Рассказывая так увлекательно о своих литературных находках, о тех надеждах, разочарованиях, восторгах, с которыми связаны поиски неведомых рукописей, таящихся в частных архивах, Андроников тем самым доводит до сознания широких читательских масс, как драгоценна для советской культуры деятельность ученых, литературоведов, музейных и архивных работников, посвящающих всю свою жизнь отысканию, добыванию, изучению памятников великого прошлого нашей многонациональной словесности.
Для того чтобы разгадать загадку Н. Ф. И., Андроникову пришлось посетить около двадцати человек, и при всякой встрече он — это так характерно! — попадал в атмосферу задушевной приветливости, благожелательства, добрых улыбок.

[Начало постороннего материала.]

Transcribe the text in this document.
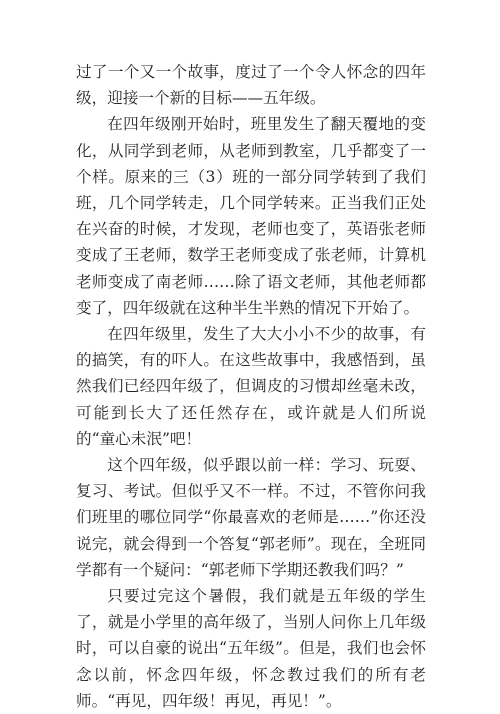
过了一个又一个故事，度过了一个令人怀念的四年级，迎接一个新的目标——五年级。

在四年级刚开始时，班里发生了翻天覆地的变化，从同学到老师，从老师到教室，几乎都变了一个样。原来的三（3）班的一部分同学转到了我们班，几个同学转走，几个同学转来。正当我们正处在兴奋的时候，才发现，老师也变了，英语张老师变成了王老师，数学王老师变成了张老师，计算机老师变成了南老师……除了语文老师，其他老师都变了，四年级就在这种半生半熟的情况下开始了。

在四年级里，发生了大大小小不少的故事，有的搞笑，有的吓人。在这些故事中，我感悟到，虽然我们已经四年级了，但调皮的习惯却丝毫未改，可能到长大了还任然存在，或许就是人们所说的“童心未泯”吧！

这个四年级，似乎跟以前一样：学习、玩耍、复习、考试。但似乎又不一样。不过，不管你问我们班里的哪位同学“你最喜欢的老师是……”你还没说完，就会得到一个答复“郭老师”。现在，全班同学都有一个疑问：“郭老师下学期还教我们吗？”

只要过完这个暑假，我们就是五年级的学生了，就是小学里的高年级了，当别人问你上几年级时，可以自豪的说出“五年级”。但是，我们也会怀念以前，怀念四年级，怀念教过我们的所有老师。“再见，四年级！再见，再见！”。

В рассказе мы то и дело читаем: «Николай Павлович… улыбнулся», «Улыбается Корин…», «Улыбается Елена Панфиловна», «…гостеприимно, с любезной улыбкой…», «Яков Иванович… усмехается…», «Криминалисты смеются…».
Чуть не на каждой странице мелькают такие слова: «приятная встреча», «шутливый тон», «радушное гостеприимство», «дружелюбный смех» и т. д.
Эти строки характеризуют не только людей, с которыми встречался Андроников, но и его самого.
Там, где появляется он, — всюду сами собой возникают и «дружелюбный смех», и «радушное гостеприимство». Ибо в числе его талантов есть и этот — умение привлекать к себе сердца, которое дается лишь тем, кто и сам одарен очень нелегким искусством — любоваться людьми, восхищаться людьми, преклоняться перед их высокими душевными качествами.
Вот типичные фразы Андроникова, где сказывается его любовное отношение к людям:
«Был в Москве такой чудесный старичок, Николай Петрович Чулков… великий знаток государственных и семейных архивов XVIII и XIX веков, лучший специалист по истории русского быта… Память у него была удивительная…»
И дальше идет рассказ о «необыкновенной щедрости» и «отзывчивости» этого «чудесного старичка», и тут же умелой рукой нарисован его милый, озаренный улыбкой портрет.
С таким же восхищением пишет Андроников о покойном историке литературы Б. Л. Модзалевском, создавшем «настоящее чудо библиографии», и о директоре Пушкинского музея в Москве, редком энтузиасте, почитателе Пушкина, блистательном организаторе Александре Зиновьевиче Крейне. и о сестрах Хауф, небогатых немецких старушках, которые не пожелали продать за хорошие деньги «бесконечно дорогой» им портрет своей замечательной родственницы, но, подчинившись благородному порыву, пожертвовали его в советский музей.
Андроников не устает восхищаться духовной красотой этих «радушных, доброжелательных, тонко-интеллигентных» женщин, и можно не сомневаться, что они, эти милые немки, с таким же восхищением вспоминают теперь своего благодушного советского гостя, который глубоко постиг всемирный закон нашей жизни: «Если хочешь, чтобы тебя полюбили, — люби».
Но, как и всякий, кто умеет любить, Андроников умеет ненавидеть. Прочтите его «Личную собственность», и вы почувствуете, с какой неприязнью относится он к той черствой мещанке, которая из-за мелкой корысти украдкой разбазаривала по разным рукам письма Петра Первого, Кутузова, Чехова. Андроников не говорит о ней ни одного сердитого слова, но на каждой странице, где он изображает ее, чувствуется презрение и сдержанный гнев.